A.Ş.Ö: Stratejik davalamada seçilen vakalar, hukuk sistemi, hukuk uygulaması ya da kamu bilincinde önemli değişiklikler yaratabilecek olan ve bu bağlamda dikkatle seçilmiş davalardır. Bu davanın öznesi pek çok kişinin mağduriyet yaşadığı bir durumun mağduru olmalıdır. Yani, bu bireysel dava aracılığıyla sosyal bir dönüşüm hedeflenir. Bu nedenle bu davalara etki davası da denmektedir. Stratejik davalamada; hukuki gerekçelendirme, rapor hazırlama ve ilgili kurumlara sunma, araştırma, strateji geliştirme, süreç yönetimi ve risk analizi yapılması önem taşımaktadır. Stratejik davalamada amaç mutlaka spesifik bir davanın kazanılması olmayabilir, insan hakları konusundaki zor bir davanın hukuk gündemi haline gelmesi için süreç içinde ilgili sivil toplum örgütlerinin, medyanın ve diğer kurumların desteği ve ilgisi de önemlidir.
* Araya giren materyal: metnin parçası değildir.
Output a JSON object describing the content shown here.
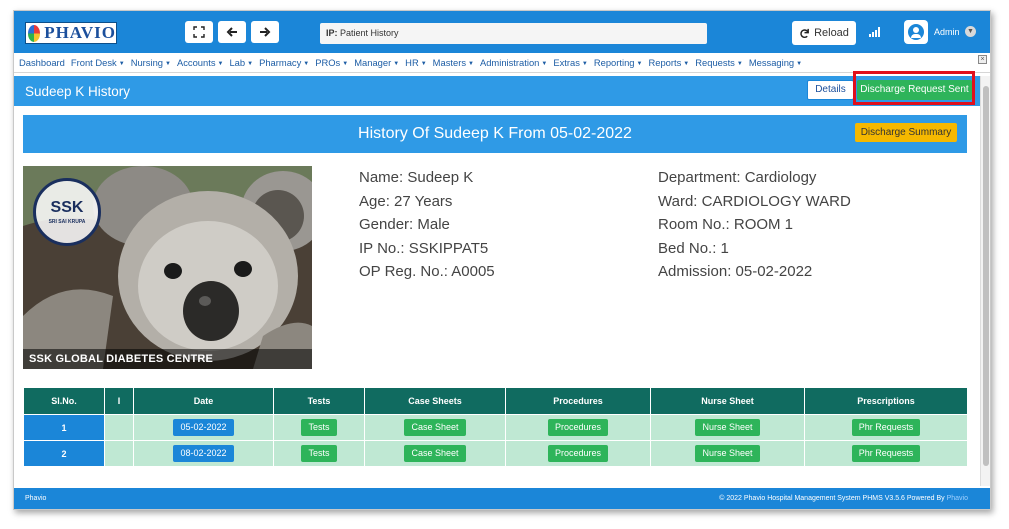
{
  "app": {
    "brand": "PHAVIO",
    "ip_label": "IP:",
    "ip_value": "Patient History",
    "reload_label": "Reload",
    "user_label": "Admin"
  },
  "menu": [
    {
      "label": "Dashboard",
      "has_caret": false
    },
    {
      "label": "Front Desk",
      "has_caret": true
    },
    {
      "label": "Nursing",
      "has_caret": true
    },
    {
      "label": "Accounts",
      "has_caret": true
    },
    {
      "label": "Lab",
      "has_caret": true
    },
    {
      "label": "Pharmacy",
      "has_caret": true
    },
    {
      "label": "PROs",
      "has_caret": true
    },
    {
      "label": "Manager",
      "has_caret": true
    },
    {
      "label": "HR",
      "has_caret": true
    },
    {
      "label": "Masters",
      "has_caret": true
    },
    {
      "label": "Administration",
      "has_caret": true
    },
    {
      "label": "Extras",
      "has_caret": true
    },
    {
      "label": "Reporting",
      "has_caret": true
    },
    {
      "label": "Reports",
      "has_caret": true
    },
    {
      "label": "Requests",
      "has_caret": true
    },
    {
      "label": "Messaging",
      "has_caret": true
    }
  ],
  "page": {
    "title": "Sudeep K History",
    "details_label": "Details",
    "discharge_label": "Discharge Request Sent",
    "banner_title": "History Of Sudeep K From 05-02-2022",
    "summary_label": "Discharge Summary"
  },
  "photo": {
    "seal_text": "SSK",
    "seal_sub": "SRI SAI KRUPA",
    "caption": "SSK GLOBAL DIABETES CENTRE"
  },
  "patient": {
    "left": [
      "Name: Sudeep K",
      "Age: 27 Years",
      "Gender: Male",
      "IP No.: SSKIPPAT5",
      "OP Reg. No.: A0005"
    ],
    "right": [
      "Department: Cardiology",
      "Ward: CARDIOLOGY WARD",
      "Room No.: ROOM 1",
      "Bed No.: 1",
      "Admission: 05-02-2022"
    ]
  },
  "table": {
    "headers": [
      "Sl.No.",
      "I",
      "Date",
      "Tests",
      "Case Sheets",
      "Procedures",
      "Nurse Sheet",
      "Prescriptions"
    ],
    "rows": [
      {
        "slno": "1",
        "date": "05-02-2022",
        "tests": "Tests",
        "case": "Case Sheet",
        "proc": "Procedures",
        "nurse": "Nurse Sheet",
        "presc": "Phr Requests"
      },
      {
        "slno": "2",
        "date": "08-02-2022",
        "tests": "Tests",
        "case": "Case Sheet",
        "proc": "Procedures",
        "nurse": "Nurse Sheet",
        "presc": "Phr Requests"
      }
    ]
  },
  "footer": {
    "left": "Phavio",
    "right_prefix": "© 2022 Phavio Hospital Management System PHMS V3.5.6 Powered By",
    "right_brand": "Phavio"
  },
  "colors": {
    "primary": "#1b86d8",
    "header_blue": "#2f9ae6",
    "success": "#2eb45a",
    "warning": "#f5b800",
    "table_head": "#106b60",
    "table_row": "#bfe8d3",
    "highlight": "#e0101c"
  },
  "icons": {
    "fullscreen": "fullscreen-icon",
    "back": "arrow-left-icon",
    "forward": "arrow-right-icon",
    "reload": "reload-icon",
    "signal": "signal-icon",
    "user": "user-icon",
    "caret": "chevron-down-icon"
  }
}
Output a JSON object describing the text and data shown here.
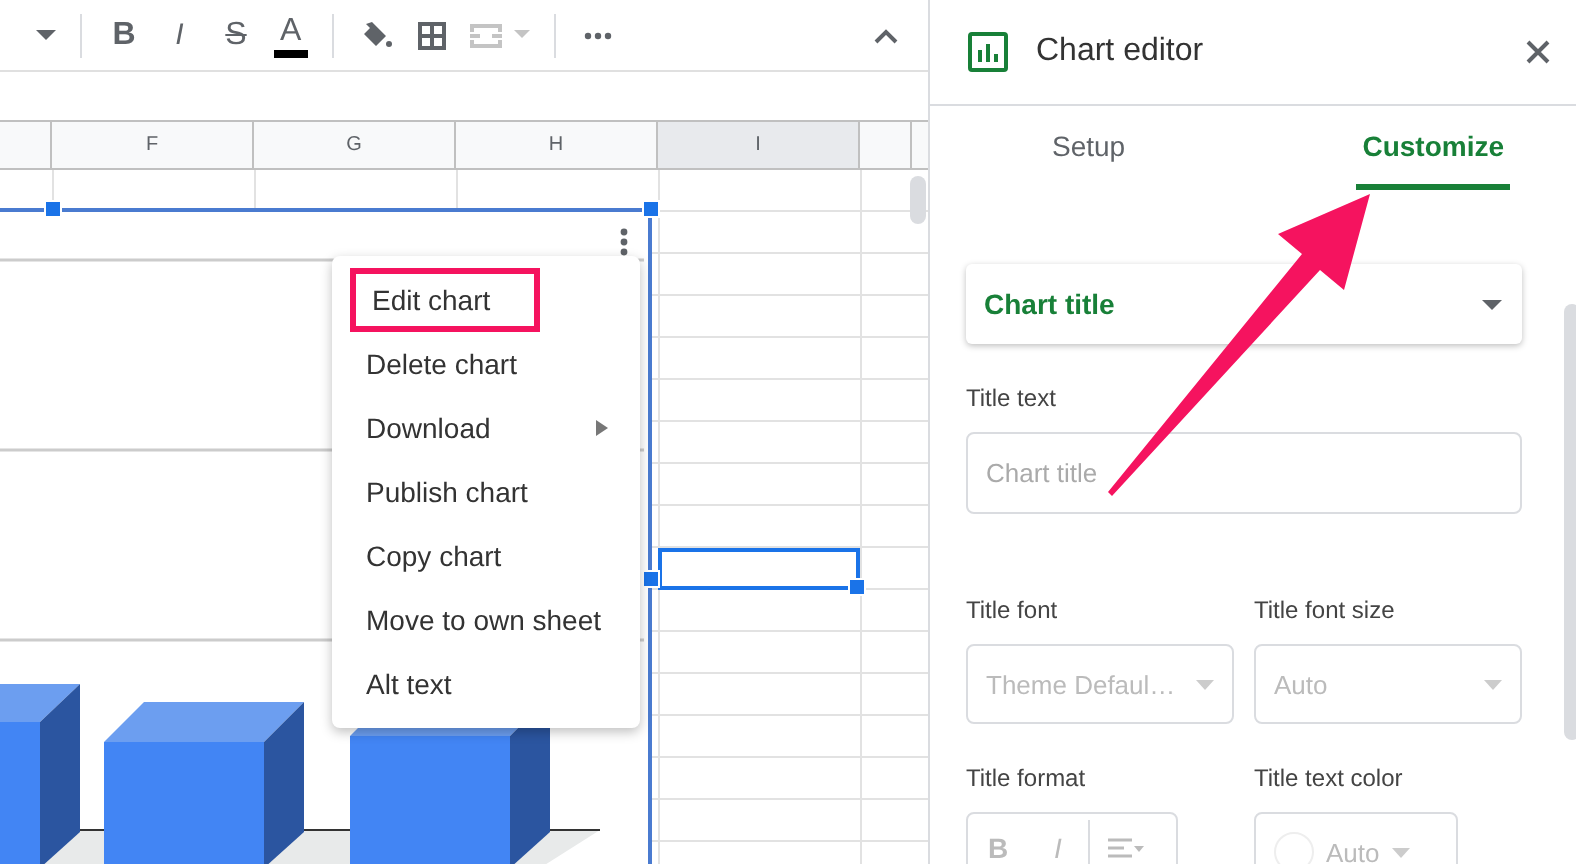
{
  "toolbar": [
    {
      "kind": "caret",
      "disabled": false
    },
    {
      "kind": "divider"
    },
    {
      "kind": "bold",
      "label": "B",
      "disabled": false
    },
    {
      "kind": "italic",
      "label": "I",
      "disabled": false
    },
    {
      "kind": "strike",
      "label": "S",
      "disabled": false
    },
    {
      "kind": "textcolor",
      "label": "A",
      "disabled": false
    },
    {
      "kind": "divider"
    },
    {
      "kind": "fill",
      "disabled": false
    },
    {
      "kind": "borders",
      "disabled": false
    },
    {
      "kind": "merge",
      "disabled": true
    },
    {
      "kind": "divider"
    },
    {
      "kind": "more",
      "disabled": false
    }
  ],
  "columns": [
    {
      "label": "F",
      "selected": false
    },
    {
      "label": "G",
      "selected": false
    },
    {
      "label": "H",
      "selected": false
    },
    {
      "label": "I",
      "selected": true
    }
  ],
  "chart_menu": [
    {
      "label": "Edit chart",
      "outlined": true,
      "submenu": false
    },
    {
      "label": "Delete chart",
      "outlined": false,
      "submenu": false
    },
    {
      "label": "Download",
      "outlined": false,
      "submenu": true
    },
    {
      "label": "Publish chart",
      "outlined": false,
      "submenu": false
    },
    {
      "label": "Copy chart",
      "outlined": false,
      "submenu": false
    },
    {
      "label": "Move to own sheet",
      "outlined": false,
      "submenu": false
    },
    {
      "label": "Alt text",
      "outlined": false,
      "submenu": false
    }
  ],
  "editor": {
    "title": "Chart editor",
    "tabs": [
      {
        "label": "Setup",
        "selected": false
      },
      {
        "label": "Customize",
        "selected": true
      }
    ],
    "section": {
      "label": "Chart title"
    },
    "title_text": {
      "label": "Title text",
      "placeholder": "Chart title"
    },
    "font_fields": [
      {
        "label": "Title font",
        "value": "Theme Defaul…",
        "disabled": true
      },
      {
        "label": "Title font size",
        "value": "Auto",
        "disabled": true
      }
    ],
    "format": {
      "label": "Title format",
      "buttons": [
        {
          "kind": "bold",
          "label": "B"
        },
        {
          "kind": "italic",
          "label": "I"
        },
        {
          "kind": "align"
        }
      ]
    },
    "color": {
      "label": "Title text color",
      "value": "Auto",
      "disabled": true
    }
  }
}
Y.H: Bildiğiniz gibi ülkemizde engellilerin; Makul Uyumlaştırma, Ayrımcılık Yapılmaması ve Eşitlik, Erişebilirlik, Yasa Önünde Eşit Tanınma ( özellikle fiil ehliyeti ve taraf olma ehliyeti bakımından), Adalete Erişim, Bağımsız Yaşayabilme ve Topluma Dahil olma gibi alanlarda bir çok yapısal sorunu bulunmaktadır. Özellikle bu tür yapısal sorunların çözümünde stratejik davalama yöntemi kullanılabilir mi? Bu yöntem kullanmak istenirse nelere dikkat edilmelidir? Bu konuda barolara ve STÖ’lere hangi görev ve sorumluluklar düşmektedir?

A.Ş.Ö: Devletler tarafından insan hakları temelli engellilik modelinin, vekâleten karar verme paradigmasından destekli karar verme mekanizmasına geçiş anlamına geldiğinin genel olarak anlaşılamaması söz konusudur. Bu zihniyetin ortadan kaldırılması gerekmektedir. Bunun için de farkındalık oluşturma, mesleğe uygulama ve savunuculuk aşamalarını içeren bir eğitim içeriğine ihtiyaç vardır.

Barolar ve STÖ’lerin dava izleme, raporlama ve örnek teşkil edecek, o tür ihlale dikkat çekecek vakalarda stratejik davalama yoluna gitmeleri önem taşımaktadır. Bunun için gerekli bilgi, kaynak ve deneyime erişim elzemdir. Barolar hukuki bilgiye ve hukuk yollarına erişim konusunda hak temelli çalışan STÖ’lere destek olabilirler. Bu destek sadece konu ile ilgili bir toplantı düzenlemekten ibaret olmamalı, STÖ’lerle birlikte dava takibi, izleme çalışmaları, raporlama ve arşivleme de yapılmalıdır. Bu noktada hukuk fakülteleri de devreye girebilir. Çünkü adalete erişim yaklaşımının hayata geçebilmesi için hak temelli bakış açısının eğitiminin de verilmesi gerekmektedir. Bu eğitim içeriği hukuk fakülteleri, barolar ve STÖ’ler işbirliğinde olabilir. Hedef kalıcı ve sürdürülebilir politika ve hukuk uygulaması olduğundan konuyla ilgili Adalet Bakanlığı, Aile ve Sosyal Hizmetler Bakanlığı gibi diğer paydaşlar da dâhil edilmelidir. Çünkü stratejik davalama ve savunuculuk ile arzu edilen salt sivil toplum alanında kişilerin inisiyatifine kalmış geçici çözümler üretmek değil, engellilerin insan hakları konusunda devlete yükümlülüklerini hatırlatmak ve yerine getirmesini sağlamaktır. Bütüncül haklar yaklaşımı, bütüncül politikalar gerektirir.